# 1968 LeMans Temperature Sensor/Sender



## BaDaBooM (Feb 8, 2017)

Hello everyone!

I am busy restoring my 1968 LeMans with a 350 and cannot find the temp sender/sensor. I have the gauge not the light but the temp wire was connected like shown in the attached pic which is not correct.

Any pictures and advise would be highly appreciated!

Thanks

BaDaBooM


----------



## BearGFR (Aug 25, 2008)

Ames Performance should have them.
Why do you say the connection isn't correct? The connection for both a temperature light and a temperature gauge consists of just one wire on the engine harness, and it's usually green in color.

Bear


----------



## BaDaBooM (Feb 8, 2017)

Hey

Haha, the wire is actually green. When I bought the car the previous guys sprayed the car with all the wiring in, cleaned the over spray up on the wiring in the meantime.

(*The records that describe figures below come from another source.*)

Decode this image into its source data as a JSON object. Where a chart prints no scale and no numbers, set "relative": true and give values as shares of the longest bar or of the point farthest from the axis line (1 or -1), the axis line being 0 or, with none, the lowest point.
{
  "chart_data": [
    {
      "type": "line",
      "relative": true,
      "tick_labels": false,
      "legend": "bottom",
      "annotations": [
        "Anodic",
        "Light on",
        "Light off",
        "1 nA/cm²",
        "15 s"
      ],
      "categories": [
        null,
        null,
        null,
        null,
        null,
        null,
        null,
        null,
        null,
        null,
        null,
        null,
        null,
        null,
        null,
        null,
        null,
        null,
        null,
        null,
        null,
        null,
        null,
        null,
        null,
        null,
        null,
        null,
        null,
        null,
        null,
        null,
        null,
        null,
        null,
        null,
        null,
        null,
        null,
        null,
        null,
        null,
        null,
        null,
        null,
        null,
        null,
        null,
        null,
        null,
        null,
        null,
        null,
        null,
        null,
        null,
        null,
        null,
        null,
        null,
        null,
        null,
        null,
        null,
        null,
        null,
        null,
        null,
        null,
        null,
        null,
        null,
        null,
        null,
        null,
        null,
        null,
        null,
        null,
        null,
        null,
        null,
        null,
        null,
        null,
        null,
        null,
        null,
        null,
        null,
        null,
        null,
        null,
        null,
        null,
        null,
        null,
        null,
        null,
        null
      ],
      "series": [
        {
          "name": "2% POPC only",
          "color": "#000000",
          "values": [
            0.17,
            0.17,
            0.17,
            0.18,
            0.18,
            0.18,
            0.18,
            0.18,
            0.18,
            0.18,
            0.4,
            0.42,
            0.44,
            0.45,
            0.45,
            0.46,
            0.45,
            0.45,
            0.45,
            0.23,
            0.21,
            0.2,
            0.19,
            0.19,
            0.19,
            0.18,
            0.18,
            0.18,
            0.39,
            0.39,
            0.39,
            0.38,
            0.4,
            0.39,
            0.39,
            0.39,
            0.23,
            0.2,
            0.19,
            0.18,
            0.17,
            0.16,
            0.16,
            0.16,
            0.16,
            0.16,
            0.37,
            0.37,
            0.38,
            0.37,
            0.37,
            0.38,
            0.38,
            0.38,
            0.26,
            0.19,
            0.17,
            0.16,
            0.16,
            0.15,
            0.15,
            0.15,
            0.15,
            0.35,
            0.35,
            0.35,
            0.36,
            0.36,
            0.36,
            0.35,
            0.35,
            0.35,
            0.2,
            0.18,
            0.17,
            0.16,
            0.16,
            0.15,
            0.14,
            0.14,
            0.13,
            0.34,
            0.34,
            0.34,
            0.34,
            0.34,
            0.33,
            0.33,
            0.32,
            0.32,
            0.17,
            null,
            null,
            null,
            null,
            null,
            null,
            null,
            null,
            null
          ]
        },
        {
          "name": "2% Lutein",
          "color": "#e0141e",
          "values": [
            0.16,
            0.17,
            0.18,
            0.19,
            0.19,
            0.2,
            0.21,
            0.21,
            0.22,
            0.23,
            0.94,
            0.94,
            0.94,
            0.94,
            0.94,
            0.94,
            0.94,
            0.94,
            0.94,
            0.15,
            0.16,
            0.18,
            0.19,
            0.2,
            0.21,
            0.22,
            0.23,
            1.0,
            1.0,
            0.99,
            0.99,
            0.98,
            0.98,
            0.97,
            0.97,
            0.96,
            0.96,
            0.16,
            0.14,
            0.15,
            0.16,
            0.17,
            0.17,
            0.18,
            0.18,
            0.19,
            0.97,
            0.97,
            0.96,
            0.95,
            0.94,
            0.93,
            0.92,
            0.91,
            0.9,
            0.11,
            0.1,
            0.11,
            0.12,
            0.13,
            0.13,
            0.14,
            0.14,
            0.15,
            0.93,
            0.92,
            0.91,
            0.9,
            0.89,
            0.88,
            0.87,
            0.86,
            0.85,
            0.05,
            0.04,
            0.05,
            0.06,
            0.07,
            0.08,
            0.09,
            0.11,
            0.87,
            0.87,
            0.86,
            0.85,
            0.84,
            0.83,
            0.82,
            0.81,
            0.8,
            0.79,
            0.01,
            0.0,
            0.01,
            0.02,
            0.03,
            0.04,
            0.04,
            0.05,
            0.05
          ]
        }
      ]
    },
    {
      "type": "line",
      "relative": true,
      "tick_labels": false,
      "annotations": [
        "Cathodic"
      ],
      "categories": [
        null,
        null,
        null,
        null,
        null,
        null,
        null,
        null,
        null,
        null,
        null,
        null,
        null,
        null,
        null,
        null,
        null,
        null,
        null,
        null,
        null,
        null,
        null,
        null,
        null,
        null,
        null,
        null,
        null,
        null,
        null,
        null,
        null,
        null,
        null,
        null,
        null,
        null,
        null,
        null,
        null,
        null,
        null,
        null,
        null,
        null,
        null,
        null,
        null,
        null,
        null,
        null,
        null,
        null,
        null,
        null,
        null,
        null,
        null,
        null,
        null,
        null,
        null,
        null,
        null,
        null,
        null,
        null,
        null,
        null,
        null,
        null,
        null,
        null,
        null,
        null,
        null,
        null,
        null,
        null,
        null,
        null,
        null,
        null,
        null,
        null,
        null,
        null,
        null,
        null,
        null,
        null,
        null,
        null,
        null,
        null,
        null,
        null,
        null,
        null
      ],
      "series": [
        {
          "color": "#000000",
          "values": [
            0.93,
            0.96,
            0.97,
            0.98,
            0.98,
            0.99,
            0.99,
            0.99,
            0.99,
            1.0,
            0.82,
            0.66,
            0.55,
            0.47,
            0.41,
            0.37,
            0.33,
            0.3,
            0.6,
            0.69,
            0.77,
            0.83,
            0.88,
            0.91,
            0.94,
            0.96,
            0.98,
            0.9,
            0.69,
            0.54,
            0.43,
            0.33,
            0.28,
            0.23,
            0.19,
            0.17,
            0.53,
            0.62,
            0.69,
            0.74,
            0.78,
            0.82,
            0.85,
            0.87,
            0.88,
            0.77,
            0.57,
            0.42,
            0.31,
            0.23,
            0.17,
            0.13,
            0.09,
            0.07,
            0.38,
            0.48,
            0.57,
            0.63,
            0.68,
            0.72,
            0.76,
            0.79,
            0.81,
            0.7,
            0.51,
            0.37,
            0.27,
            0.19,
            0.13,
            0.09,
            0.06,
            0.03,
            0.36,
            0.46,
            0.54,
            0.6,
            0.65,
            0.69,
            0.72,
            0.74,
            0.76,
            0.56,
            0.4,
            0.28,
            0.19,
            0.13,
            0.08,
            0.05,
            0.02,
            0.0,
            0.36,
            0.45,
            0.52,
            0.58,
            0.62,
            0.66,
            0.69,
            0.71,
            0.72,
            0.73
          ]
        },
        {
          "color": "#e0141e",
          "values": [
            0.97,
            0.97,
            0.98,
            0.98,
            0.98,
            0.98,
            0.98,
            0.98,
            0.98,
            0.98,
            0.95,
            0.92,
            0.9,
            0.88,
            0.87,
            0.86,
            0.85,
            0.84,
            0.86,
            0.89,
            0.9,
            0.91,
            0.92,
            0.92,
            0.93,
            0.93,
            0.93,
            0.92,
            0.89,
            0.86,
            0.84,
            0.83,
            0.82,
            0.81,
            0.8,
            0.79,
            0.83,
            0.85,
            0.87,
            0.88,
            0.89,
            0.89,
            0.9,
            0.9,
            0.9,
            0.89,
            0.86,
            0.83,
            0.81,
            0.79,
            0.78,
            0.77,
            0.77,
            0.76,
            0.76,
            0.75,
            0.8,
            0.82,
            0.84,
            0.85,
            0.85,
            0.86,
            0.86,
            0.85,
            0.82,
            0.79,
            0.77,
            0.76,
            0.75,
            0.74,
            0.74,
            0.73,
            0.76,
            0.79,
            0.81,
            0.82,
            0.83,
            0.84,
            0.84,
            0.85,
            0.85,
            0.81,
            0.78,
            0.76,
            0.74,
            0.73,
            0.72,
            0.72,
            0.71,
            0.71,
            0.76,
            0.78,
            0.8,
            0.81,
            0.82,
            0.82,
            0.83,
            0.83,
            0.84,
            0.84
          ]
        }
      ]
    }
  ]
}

It is currently connected to the TCS from what I can understand as there are 3 prongs on it and the gauge is staying on cold, here is what I could find.

That is the transmission controlled spark coolant temp switch, which is located in the rear of the passenger side cylinder head. The "TCS" system controlled the vacuum advance through a solenoid mounted towards the rear of the intake manifold - for emission control purposes. The solenoid in turn was switch on or off depending upon vehicle speed (TH350 and TH400 equipped cars) or gear selection (3 or 4 speed manual transmission equipped cars). This switch you have pictured was an override to allow vacuum advance under all conditions only when the coolant temperature was well above normal.

GM part number is 6490384 and the AC-Delco part number is G1868. Both are long discontinued and no aftermarket parts were ever available.


----------